Ebu’d-Derdâ da: Sizler ancak amellerinize bürünüp yapışıcılar olarak harb ediyorsunuz, demiştir. Bir de Azîz ve Celîl olan Allah’ın şu kavli vardır:
“Ey îmân edenler, yapmıyacağınız şeyi niçin söylersiniz?
Yapmıyacağınız şeyi söylemeniz, en şiddetli buğz sebebi olmak bakımından Allah indinde büyüdü. Şübhesiz ki Allah, kendi yolunda, birbirine kenetlenmiş bir bina gibi saflar bağlayarak çarpışanları sever” (Saff: 2-4).
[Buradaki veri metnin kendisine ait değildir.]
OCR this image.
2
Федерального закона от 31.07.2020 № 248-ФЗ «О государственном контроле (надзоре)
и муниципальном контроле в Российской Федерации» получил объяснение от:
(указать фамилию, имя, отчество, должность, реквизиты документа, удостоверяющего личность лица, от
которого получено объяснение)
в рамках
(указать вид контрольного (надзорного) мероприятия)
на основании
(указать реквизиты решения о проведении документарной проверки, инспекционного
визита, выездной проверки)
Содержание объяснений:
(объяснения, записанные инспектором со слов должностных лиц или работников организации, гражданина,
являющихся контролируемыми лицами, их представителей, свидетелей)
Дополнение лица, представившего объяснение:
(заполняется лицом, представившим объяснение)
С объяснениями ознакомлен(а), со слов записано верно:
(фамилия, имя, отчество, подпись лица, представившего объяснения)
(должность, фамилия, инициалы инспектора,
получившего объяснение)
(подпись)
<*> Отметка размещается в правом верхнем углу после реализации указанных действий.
2845 Ebû İshâk şöyle demiştir: Ben-el-Berâ (ibnÂzib-radıyallahü anh-)’dan işittim, şöyle diyordu: (Uhud harbinde) Peygamber’e demir zırh ile yüzü örtülü bir kişi geldi de:
— Yâ Rasûlallah! (Hemen) harb edeyim de (sonra) müslümân mı olayım? Diye sordu. Rasûlüllah (sallallahü aleyhi ve sellem):
— “Müslüman ol, sonra harbet!” buyurdu.
O da hemen müslümân oldu, sonra da harbe girişti, nihayet şehîd edildi.
Bunun üzerine Rasûlüllah:
“Az işledi, fakat çok ecir kazandı” buyurdu.